Love and hate: Lesson one

I am always afraid
Since he hunted me down
Stripped me of my innocence
Robbed me of my pride
I want to grow beyond that
But I can’t escape his shadow
It is a wound that won’t heal
That’s why I am here

You really want to do this?
I nod,
Very well he says…
I see his doubt but…
I need this strength
I need this purpose
I have been afraid so long
I will die, if I can’t shake myself free

‘Love!’
He wrote the letters on each finger
You will love your left hand
Your jab will keep your opponent at bay
Love, will protect you when others try to make hay
Love with your left
It will pave the way for hate

Hate!
He wrote the letters on each finger
Everybody must fear your hate
Whenever you throw hate
It must hurt
Hate must carry the weight
Of all your fury
It will reap pain and fear
It will buckle knees and brake bones
It will split skin and swell flesh
I have plenty of hate
I have hate to spare
So much hate it scares me

Do you think you can do that?
I nod mutely,
I know I can,
Love, love, love, hate, love, hate!
The mantra has begun
The fights will flow
I have love, I have hate, I will devastate.

Flesh and bone they fall before me
No one is less afraid
They all want to live more than I do
That’s why they lose
My hate, my fear, my shame
Unleashed
Washed Clean

© 2013 by Peter Anstiss


Tales of the Comeback Kid’s will be a collection of poems charting survival.
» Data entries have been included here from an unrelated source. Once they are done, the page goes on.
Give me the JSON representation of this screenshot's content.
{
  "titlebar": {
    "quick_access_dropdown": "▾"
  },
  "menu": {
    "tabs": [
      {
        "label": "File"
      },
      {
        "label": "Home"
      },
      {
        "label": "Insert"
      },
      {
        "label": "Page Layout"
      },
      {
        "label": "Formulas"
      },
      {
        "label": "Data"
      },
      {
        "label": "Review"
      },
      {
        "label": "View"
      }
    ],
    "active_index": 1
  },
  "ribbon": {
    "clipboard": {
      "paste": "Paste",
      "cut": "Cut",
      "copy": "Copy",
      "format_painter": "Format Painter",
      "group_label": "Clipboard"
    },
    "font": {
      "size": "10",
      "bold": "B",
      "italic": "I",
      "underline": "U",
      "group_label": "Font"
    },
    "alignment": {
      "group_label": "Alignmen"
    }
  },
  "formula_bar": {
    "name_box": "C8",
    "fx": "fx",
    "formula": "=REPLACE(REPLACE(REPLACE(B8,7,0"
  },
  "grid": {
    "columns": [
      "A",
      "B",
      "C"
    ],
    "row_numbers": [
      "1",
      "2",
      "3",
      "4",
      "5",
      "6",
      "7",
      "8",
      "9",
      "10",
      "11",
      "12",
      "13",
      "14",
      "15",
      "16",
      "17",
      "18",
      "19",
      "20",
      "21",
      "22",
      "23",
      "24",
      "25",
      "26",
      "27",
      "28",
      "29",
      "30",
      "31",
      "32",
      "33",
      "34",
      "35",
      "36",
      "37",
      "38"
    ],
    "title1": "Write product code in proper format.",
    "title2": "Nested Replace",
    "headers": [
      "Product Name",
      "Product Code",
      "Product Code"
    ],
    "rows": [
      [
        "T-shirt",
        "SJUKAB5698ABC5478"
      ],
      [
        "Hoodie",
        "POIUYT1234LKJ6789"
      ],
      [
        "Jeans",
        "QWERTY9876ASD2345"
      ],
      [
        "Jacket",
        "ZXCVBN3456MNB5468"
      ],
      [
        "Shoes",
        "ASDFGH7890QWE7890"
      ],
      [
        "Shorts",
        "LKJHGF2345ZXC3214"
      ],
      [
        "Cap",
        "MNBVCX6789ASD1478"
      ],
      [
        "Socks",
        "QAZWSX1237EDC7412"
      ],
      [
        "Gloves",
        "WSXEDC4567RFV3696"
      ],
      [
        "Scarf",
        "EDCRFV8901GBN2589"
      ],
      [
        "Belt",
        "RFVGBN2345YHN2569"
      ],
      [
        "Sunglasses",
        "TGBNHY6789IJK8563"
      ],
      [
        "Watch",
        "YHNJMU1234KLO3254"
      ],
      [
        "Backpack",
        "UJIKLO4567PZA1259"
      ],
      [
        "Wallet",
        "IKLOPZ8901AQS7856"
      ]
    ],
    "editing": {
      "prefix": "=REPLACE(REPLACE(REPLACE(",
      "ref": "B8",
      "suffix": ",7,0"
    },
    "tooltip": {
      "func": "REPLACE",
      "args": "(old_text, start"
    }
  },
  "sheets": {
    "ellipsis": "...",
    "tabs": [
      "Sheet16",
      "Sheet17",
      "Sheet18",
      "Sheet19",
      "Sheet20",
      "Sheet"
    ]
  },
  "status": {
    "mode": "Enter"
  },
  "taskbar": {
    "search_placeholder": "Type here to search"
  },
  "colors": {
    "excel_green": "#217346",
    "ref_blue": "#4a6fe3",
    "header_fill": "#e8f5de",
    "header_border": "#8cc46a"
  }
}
A journey from dark childhood tinged with sadness to great triumphs. How we survive adversity is what really defines us. Fate shakes his dice and we have to cope with the numbers good or bad. We are all comeback kids, but some of us have further to climb than others

I don’t have a release date for this collection, but I will be posting some excerpts over the next few months.